Севастьян невесело смотрел на него. Лучше бы Лева злился на него, как на своего соперника в сердечных делах. Тогда бы он чувствовал себя пусть и отвергнутым, но мужчиной своей любимой женщины, а Жуков смотрит на него как на полнейшее ничтожество, которое и близко не способно составить ему конкуренцию. Он уверен в своей жене, поэтому Севастьян для него не более чем бесплатный охранник.

Баня находилась в пристройке с бассейном, и сауна там, и моечная. Жуков растопил баньку, но мыться Севастьяну пришлось в одиночестве. Ну да, не барское это дело – с охранником париться.

Банька хорошая, жаркая, в шашлычную Севастьян вернулся в состоянии приятной истомы, а там дым коромыслом. Уголь в мангале дымится, Жуков мясо на шампуры нанизывает. Рядом с ним банка с пивом, запах просто волшебный.

– Давай присоединяйся! – сказал он.

– К пиву?

– К мясу! Бери шампур… Или к пиву? Ну да, после баньки… В холодильнике там.

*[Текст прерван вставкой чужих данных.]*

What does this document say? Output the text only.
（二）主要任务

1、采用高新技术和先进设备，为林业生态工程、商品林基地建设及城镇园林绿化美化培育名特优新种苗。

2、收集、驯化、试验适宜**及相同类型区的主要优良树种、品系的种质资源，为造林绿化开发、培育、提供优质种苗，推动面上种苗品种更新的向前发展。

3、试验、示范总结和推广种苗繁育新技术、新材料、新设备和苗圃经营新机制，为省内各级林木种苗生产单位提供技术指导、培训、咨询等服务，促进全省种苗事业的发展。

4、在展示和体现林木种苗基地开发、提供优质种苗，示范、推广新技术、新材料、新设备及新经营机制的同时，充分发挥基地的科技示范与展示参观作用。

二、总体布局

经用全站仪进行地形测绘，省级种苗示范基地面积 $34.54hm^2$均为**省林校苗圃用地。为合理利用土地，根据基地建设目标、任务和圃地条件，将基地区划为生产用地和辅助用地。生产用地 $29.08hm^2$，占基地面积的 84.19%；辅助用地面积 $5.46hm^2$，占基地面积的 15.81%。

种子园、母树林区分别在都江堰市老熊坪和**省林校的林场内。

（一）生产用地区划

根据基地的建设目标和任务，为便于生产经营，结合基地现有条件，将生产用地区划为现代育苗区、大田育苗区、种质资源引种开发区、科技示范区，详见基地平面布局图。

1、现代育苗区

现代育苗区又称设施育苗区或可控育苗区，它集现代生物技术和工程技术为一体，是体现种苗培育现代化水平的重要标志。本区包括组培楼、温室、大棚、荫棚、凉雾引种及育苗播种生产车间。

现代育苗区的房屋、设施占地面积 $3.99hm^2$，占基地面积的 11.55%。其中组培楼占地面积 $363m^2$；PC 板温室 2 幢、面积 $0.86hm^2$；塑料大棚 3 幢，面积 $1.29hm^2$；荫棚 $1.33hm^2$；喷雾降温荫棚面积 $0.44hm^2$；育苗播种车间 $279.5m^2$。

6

Севастьян мотнул головой. Он только рад выпить пива, но делать этого не станет. Пьянству бой, и в этой схватке он капитулировать не собирается… Только почему-то и холодильник уже открыт, открыта и банка, и с волшебным ароматом влага промочила сухое горло. Но ведь несколько глотков – это не страшно?

Крюков заставил себя оторваться от пива, поставил банку на холодильник, сел на диван и прислушался к ощущениям. Действительно, ничего страшного не произошло, горло промочил, освежился, все хорошо, на продолжение особо не тянет.

Угли прогорели, Жуков поставил мясо, достал из холодильника две банки, одну протянул Севастьяну. Он и не хотел спаивать его, но, как оказалось, пиво нужно, чтобы поливать шашлыки.

Севастьян с честью выдержал испытание, не выпил из банки ни капли. Но эта победа сыграла с ним плохую шутку. За столом, с куском шашлыка во рту он и не заметил, как в руке оказалась полная банка. Он выпил до дна, только тогда спохватился. В голове зашумело – настолько сильно он сжал челюсти, напрягая при этом мышцы всего тела. И этим усилием он остановил себя.

– Я так понял, ты, Сева, кобель еще тот! – с благодушной усмешкой сказал Жуков.

Он как будто и не замечал его метаний, даже не пытался провоцировать на продолжение банкета. Все равно ему, пьет Севастьян или нет, это и подкупало.

– Не кобель…

– Но бабы были! – засмеялся Жуков. – Красивые?

– Ну-у!

– И всех убили?

– Там на самом деле все сложно. Не все мои бабы… женщины.

– Ну так ты расскажи, мы никуда не торопимся… Пока Иринка не подойдет.

– Ну не то чтобы сложно, просто непонятно, кто убил Лизу… А Татьяну Харитонов убил из-за Лизы…

– Но ведь убил!.. Давай за помин души!

На столе появилась запотевшая бутылка водки, Севастьян даже не понял, как в руке оказался стакан. А отказать Лизе, Ольге, Татьяне в добром слове он не смог.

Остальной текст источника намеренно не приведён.